Она очаровала его с первого взгляда внешностью, а потом – смелостью, здравостью суждений и непосредственностью. Он искал именно такую женщину, однако в его постели постоянно оказывались либо пустоголовые прелестницы, либо дамы, годившиеся в матери. Он бредил ровесницей, которая бы сочетала свежесть молодости с практичным, холодным умом. Хотел найти ту, которая обладала бы красивым юным телом и спокойствием взрослого человека. И которая не засоряла бы мозги ересью про верность до гроба. Встречу с Женей словно небеса послали ему в награду за тщетные поиски.

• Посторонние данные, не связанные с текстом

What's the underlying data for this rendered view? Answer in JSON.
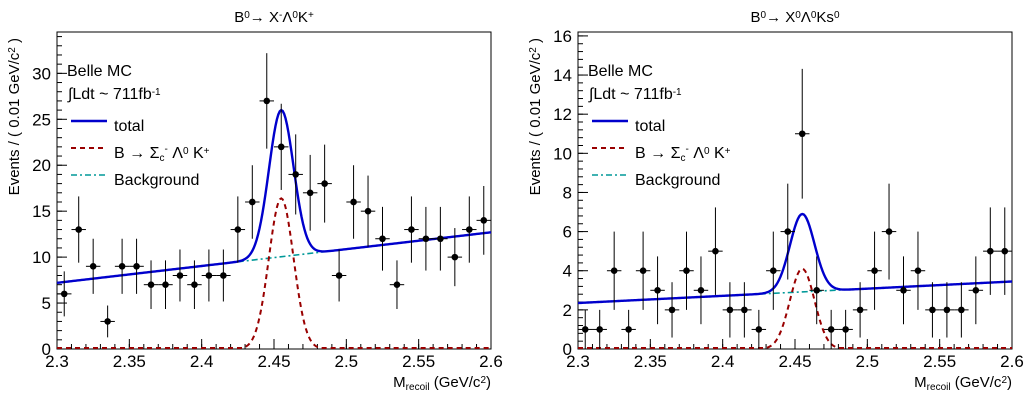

На протяжении месяца знакомства он искренне не видел в задумчивых карих глазах осторожного, исследующего огонька. Не замечал взгляда женщины, которая когда-то обожглась и теперь мучительно размышляет, можно ли ему довериться. Юра не поверил бы, что долгими ночами, проведенными в постели без него, она анализирует их отношения и пытается понять, насколько сильно тот влюблен. Если бы кто-то сообщил ему, что гордая темпераментная любовница бережно хранит идеалы моногамии, пересыпанные нафталином и отложенные до лучших времен, то поразился бы неприятному открытию.
Однако никто не мог открыть ему эту тайну. В том числе сама Женя, которая только-только закопала поглубже мечты о принцах. И даже себе не признавалась, что девичьи грезы, взращенные дедушкиными преданиями и взлелеянные богатой фантазией, осадком легли на дно души, но не выветрились насовсем.